Small Business Glossary

Pro Forma Invoice - definition & overview


A pro forma invoice is a document used by Australian small businesses to outline the details of a planned sale before the goods or services are delivered or the work is completed. It's essentially a preliminary bill of sale that clarifies what the customer will receive and how much they'll be expected to pay.

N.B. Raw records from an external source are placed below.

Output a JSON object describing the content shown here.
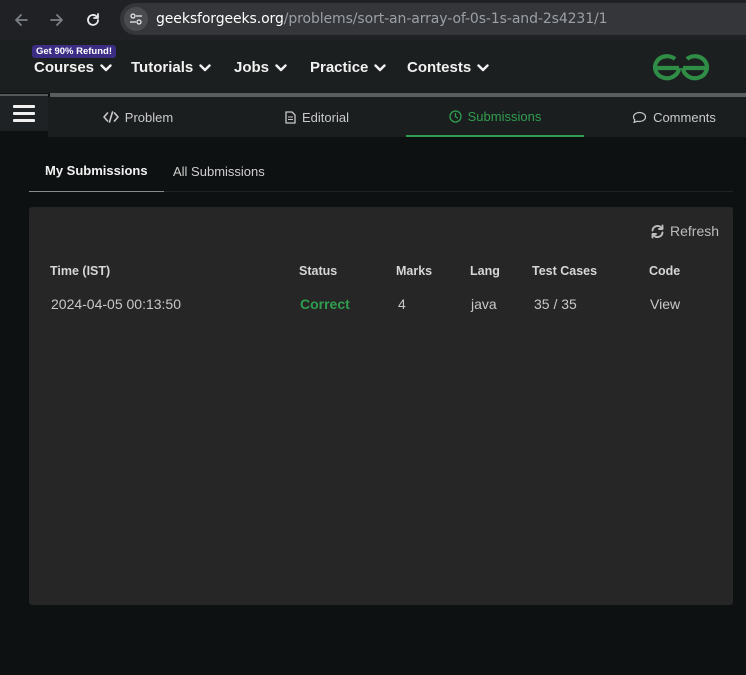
{
  "browser": {
    "url_host": "geeksforgeeks.org",
    "url_path": "/problems/sort-an-array-of-0s-1s-and-2s4231/1"
  },
  "header": {
    "refund_badge": "Get 90% Refund!",
    "menu": [
      "Courses",
      "Tutorials",
      "Jobs",
      "Practice",
      "Contests"
    ],
    "logo_color": "#2f8d46"
  },
  "problem_tabs": [
    {
      "label": "Problem",
      "icon": "code-icon"
    },
    {
      "label": "Editorial",
      "icon": "document-icon"
    },
    {
      "label": "Submissions",
      "icon": "clock-icon",
      "active": true
    },
    {
      "label": "Comments",
      "icon": "comment-icon"
    }
  ],
  "submission_tabs": {
    "mine": "My Submissions",
    "all": "All Submissions"
  },
  "panel": {
    "refresh_label": "Refresh",
    "columns": [
      "Time (IST)",
      "Status",
      "Marks",
      "Lang",
      "Test Cases",
      "Code"
    ],
    "rows": [
      {
        "time": "2024-04-05 00:13:50",
        "status": "Correct",
        "marks": "4",
        "lang": "java",
        "test_cases": "35 / 35",
        "code": "View"
      }
    ]
  },
  "colors": {
    "accent_green": "#2f9e4f",
    "badge_purple": "#3b2d84"
  }
}
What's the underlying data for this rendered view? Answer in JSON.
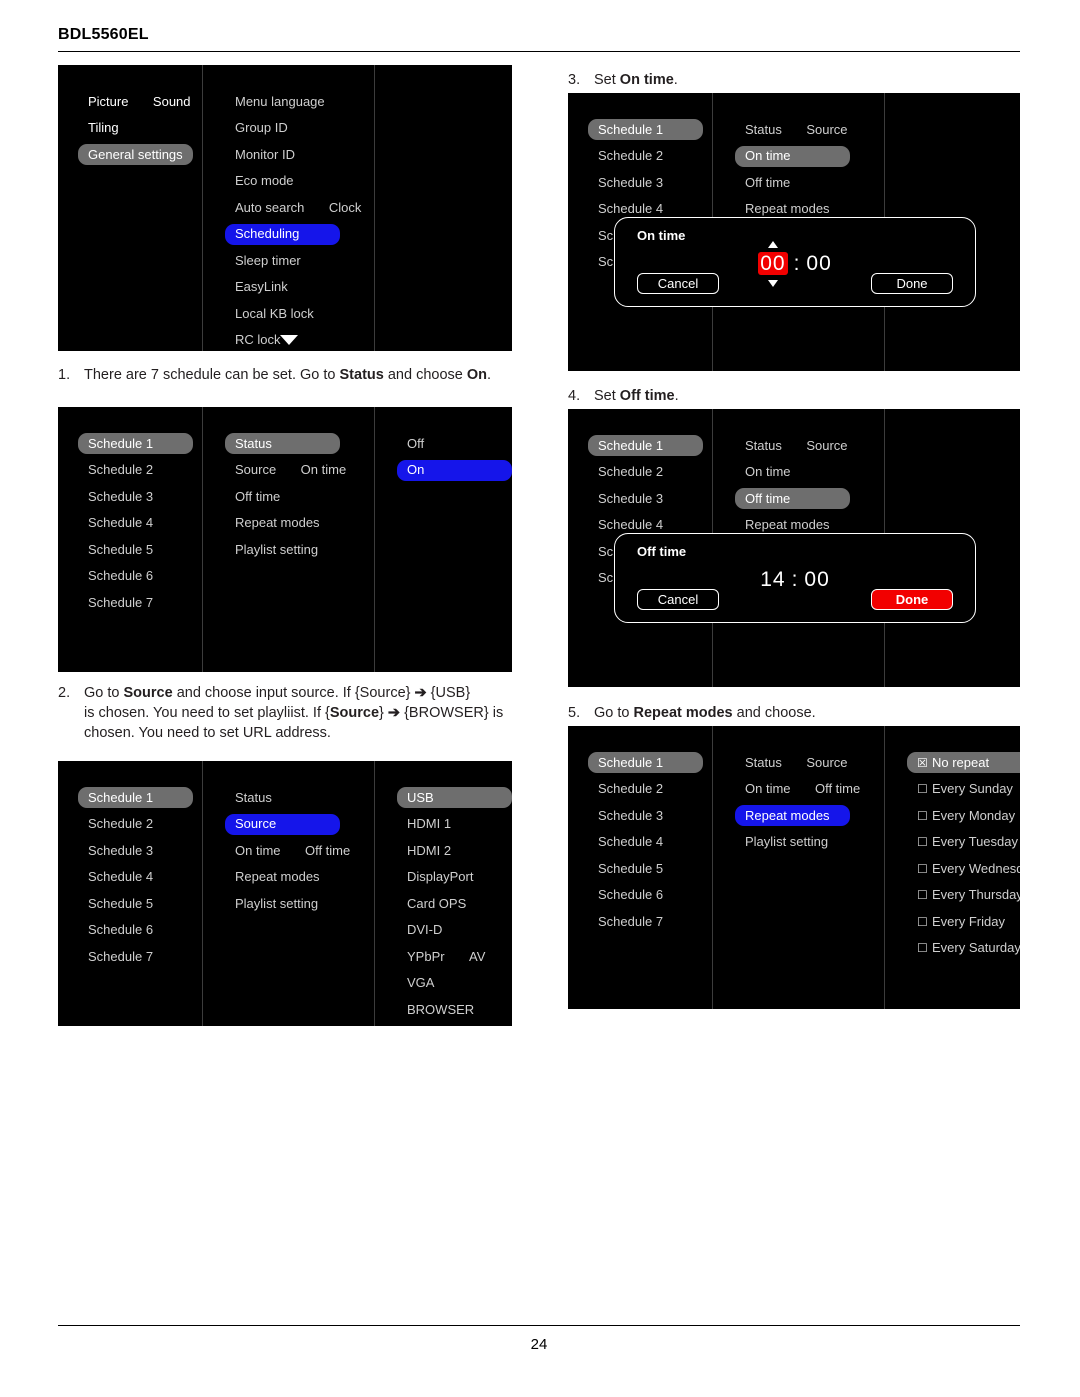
{
  "header": {
    "model": "BDL5560EL"
  },
  "footer": {
    "page_number": "24"
  },
  "osd_general": {
    "left_column": [
      "Picture",
      "Sound",
      "Tiling",
      "General settings"
    ],
    "left_selected": "General settings",
    "middle_column": [
      "Menu language",
      "Group ID",
      "Monitor ID",
      "Eco mode",
      "Auto search",
      "Clock",
      "Scheduling",
      "Sleep timer",
      "EasyLink",
      "Local KB lock",
      "RC lock"
    ],
    "middle_selected": "Scheduling",
    "scroll_icon": "chevron-down-icon"
  },
  "schedules": [
    "Schedule 1",
    "Schedule 2",
    "Schedule 3",
    "Schedule 4",
    "Schedule 5",
    "Schedule 6",
    "Schedule 7"
  ],
  "schedule_fields": [
    "Status",
    "Source",
    "On time",
    "Off time",
    "Repeat modes",
    "Playlist setting"
  ],
  "step1": {
    "number": "1.",
    "text_a": "There are 7 schedule can be set. Go to ",
    "bold_a": "Status",
    "text_b": " and choose ",
    "bold_b": "On",
    "text_c": ".",
    "selected_schedule": "Schedule 1",
    "selected_field": "Status",
    "status_options": [
      "Off",
      "On"
    ],
    "status_selected": "On"
  },
  "step2": {
    "number": "2.",
    "line1_a": "Go to ",
    "line1_bold": "Source",
    "line1_b": " and choose input source. If {Source} ",
    "line1_arrow": "➔",
    "line1_c": " {USB}",
    "line2_a": "is chosen. You need to set playliist. If {",
    "line2_bold": "Source",
    "line2_b": "} ",
    "line2_arrow": "➔",
    "line2_c": " {BROWSER} is",
    "line3": "chosen. You need to set URL address.",
    "selected_schedule": "Schedule 1",
    "selected_field": "Source",
    "source_options": [
      "USB",
      "HDMI 1",
      "HDMI 2",
      "DisplayPort",
      "Card OPS",
      "DVI-D",
      "YPbPr",
      "AV",
      "VGA",
      "BROWSER"
    ],
    "source_selected": "USB"
  },
  "step3": {
    "number": "3.",
    "text_a": "Set ",
    "bold_a": "On time",
    "text_b": ".",
    "selected_schedule": "Schedule 1",
    "selected_field": "On time",
    "truncated_items": [
      "Sche",
      "Sche"
    ],
    "dialog": {
      "title": "On time",
      "hours": "00",
      "separator": ":",
      "minutes": "00",
      "highlight_field": "hours",
      "highlight_color": "#f20000",
      "cancel_label": "Cancel",
      "done_label": "Done",
      "done_active": false,
      "up_icon": "caret-up-icon",
      "down_icon": "caret-down-icon"
    }
  },
  "step4": {
    "number": "4.",
    "text_a": "Set ",
    "bold_a": "Off time",
    "text_b": ".",
    "selected_schedule": "Schedule 1",
    "selected_field": "Off time",
    "truncated_items": [
      "Sche",
      "Sche"
    ],
    "dialog": {
      "title": "Off time",
      "hours": "14",
      "separator": ":",
      "minutes": "00",
      "highlight_field": "none",
      "cancel_label": "Cancel",
      "done_label": "Done",
      "done_active": true
    }
  },
  "step5": {
    "number": "5.",
    "text_a": "Go to ",
    "bold_a": "Repeat modes",
    "text_b": " and choose.",
    "selected_schedule": "Schedule 1",
    "selected_field": "Repeat modes",
    "repeat_options": [
      {
        "label": "No repeat",
        "checked": true
      },
      {
        "label": "Every Sunday",
        "checked": false
      },
      {
        "label": "Every Monday",
        "checked": false
      },
      {
        "label": "Every Tuesday",
        "checked": false
      },
      {
        "label": "Every Wednesday",
        "checked": false
      },
      {
        "label": "Every Thursday",
        "checked": false
      },
      {
        "label": "Every Friday",
        "checked": false
      },
      {
        "label": "Every Saturday",
        "checked": false
      }
    ],
    "checked_glyph": "☒",
    "unchecked_glyph": "☐"
  },
  "colors": {
    "osd_background": "#000000",
    "highlight_blue": "#1515ea",
    "highlight_grey": "#6e6e6e",
    "highlight_red": "#f20000",
    "item_text": "#cfcfcf"
  }
}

Key Points relating to pro forma invoices:

  • Not a tax invoice: Pro forma invoices are not official tax invoices and cannot be used for GST or income tax purposes.
  • Confirmation of agreement: It acts as a confirmation of the agreed-upon price and description of goods or services between the business and the customer.
  • Benefits:
    • Helps secure customer commitment by outlining the terms.
    • Useful for customs clearance when importing goods.
    • Provides transparency around pricing and avoids payment confusion later.
  • What to include:
    • Clearly labelled as "Pro Forma Invoice"
    • Your business details (name, ABN, contact information)
    • Customer details (name, address)
    • Date of issue
    • Description of goods or services
    • Price per unit and total cost
    • Any applicable GST or other taxes
    • Optional: Payment terms (though not a request for immediate payment)

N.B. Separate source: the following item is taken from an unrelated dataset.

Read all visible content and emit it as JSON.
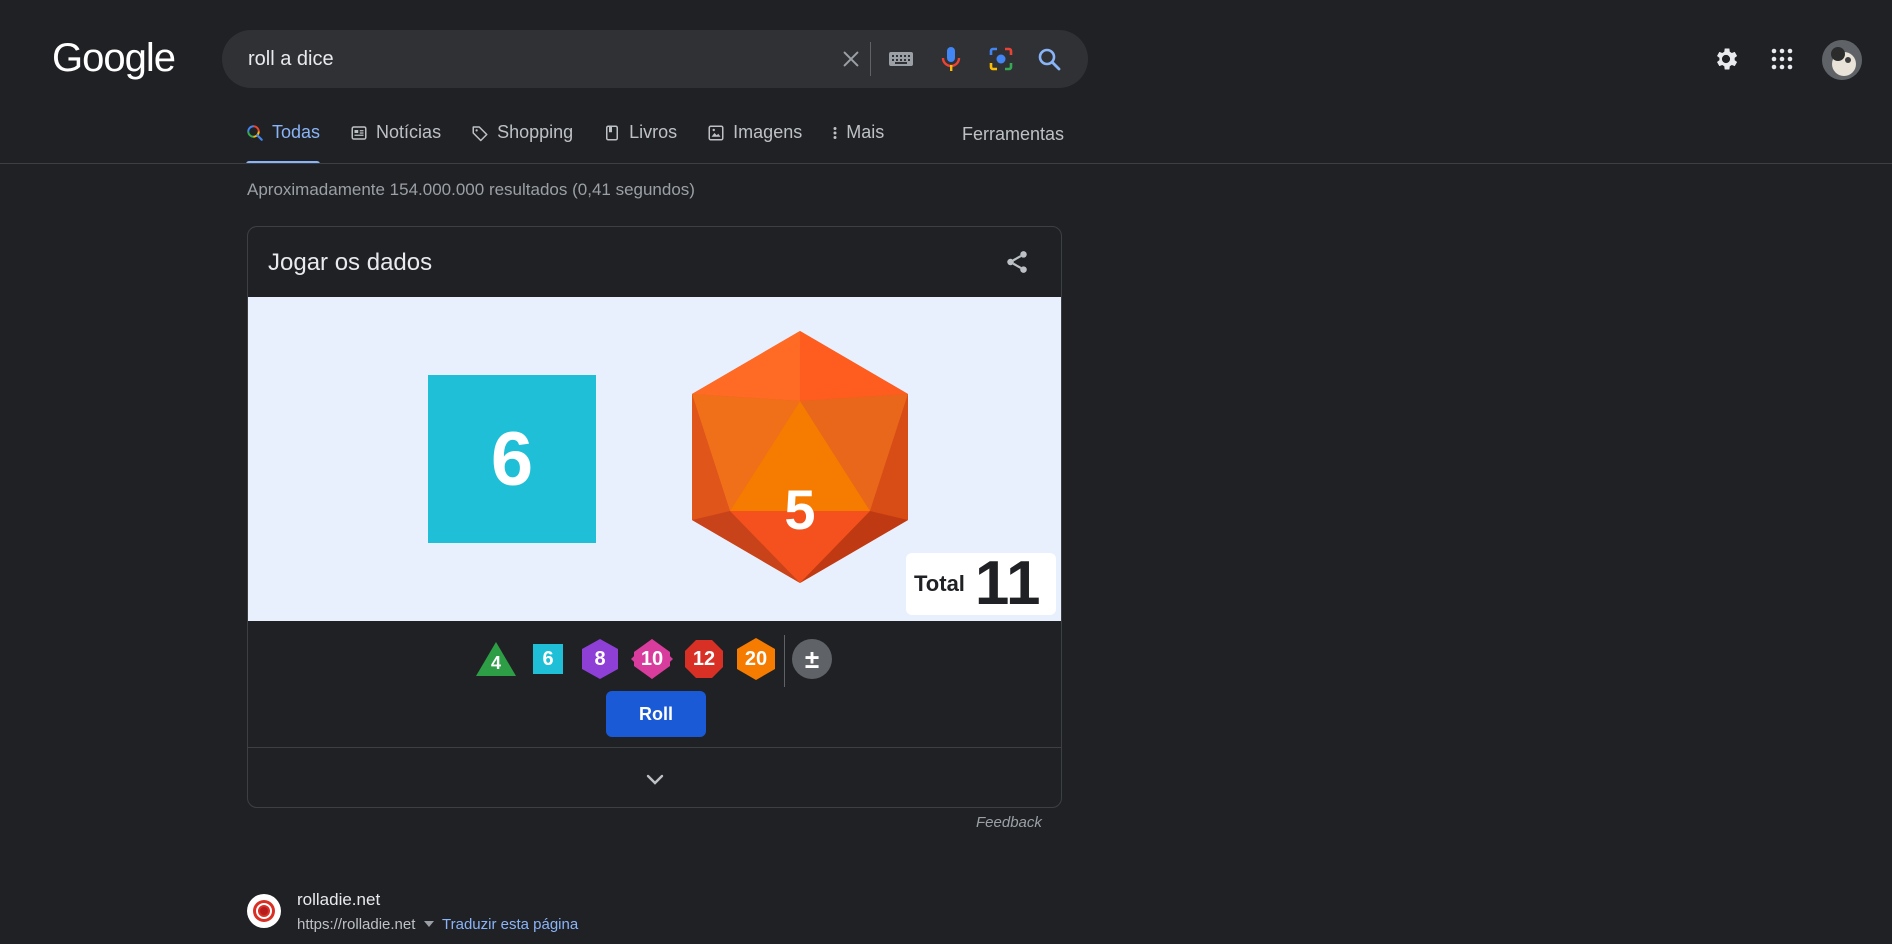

How are pro forma invoices used?

  • Providing a quote to a potential customer.
  • Obtaining a deposit for custom work.
  • Facilitating international trade (e.g., customs clearance).

Remember: A pro forma invoice is not a binding contract, and prices may be subject to change depending on circumstances. It's a helpful tool to establish clear expectations with your customer before finalising the sale.